La surface agricole certifiée en France ne dépasse toujours pas les 3 %, malgré un bond de 50 % par rapport à 2008, ce qui nous place au-delà du 20e rang en Europe, loin derrière l’Autriche (18,5 % en 2009), la Suède (12,5 %) et l’Italie qui avec 7,9 % de terres certifiées offre des cantines 100% bio.

Et dans les Bouches du Rhône ?

  • En 2009, les Bouches-du-Rhône comptaient 359 exploitations certifiées bio ou en conversion.
  • Le nombre de fermes a progressé de près de 27,8% en un an. Elles représentent en 2009 8,5% de l’ensemble des exploitations du département.
  • Les surfaces biologiques y occupent 14 937 Ha, plaçant le département en 1è position régionale (alors pourquoi la Mairie de Marseille ne se sert-elle pas de ce formidable atout ?)
  • Avec 9,5 % de sa surface agricole utile (SAU) en bio, les Bouches du Rhône arrivent en 4è position française (pour une fois il y a de quoi être fier !) source Bio-Provence

Mais pendant ce temps là, 75 000 ha disparaissent chaque année de l’agriculture pour être bétonnés ou goudronnés, soit l’équivalent d’un département français tous les 10 ans, alors qu'au même moment la population augmente et avec elle, de fait, les besoins en produits alimentaires...

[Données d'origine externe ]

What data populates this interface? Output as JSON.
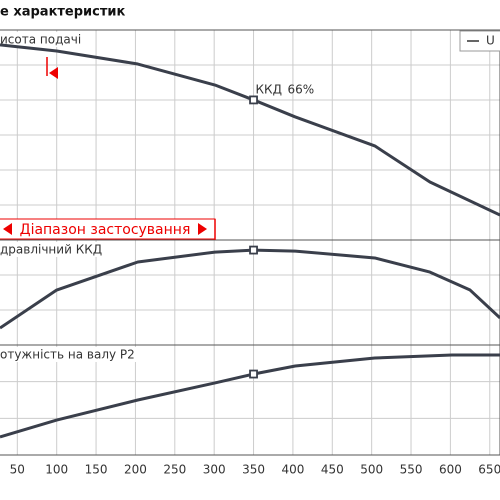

Alors, qu'attendent donc les élus de Marseille
qui ont un formidable pouvoir de soutien via les marchés des cantines scolaires
pour préserver les terres agricoles et convaincre les agriculteurs de passer en bio ?

 

A lire,

Un article très intéressant de Terra-Eco sur le bio pour tous ?

Une analyse des circuits courts. L'alimentation à la croisée des défis environnementaux et sociaux. Réalisation : Pour la Solidarité, Tiphaine Delhommeau. 11/2009.

" Défis environnementaux: le développement des circuits courts permet la réduction du bilan carbone, la réduction des déchets (moins d'emballages), la limitation de l'étalement urbain par le maintien d'une agriculture péri-urbaine. Lorsqu'il s'agit d'agriculture durable ou biologique, moins polluante et moins énergivore, cela contribue également à la préservation de la biodiversité et du paysage, à la protection des sols et de l'eau.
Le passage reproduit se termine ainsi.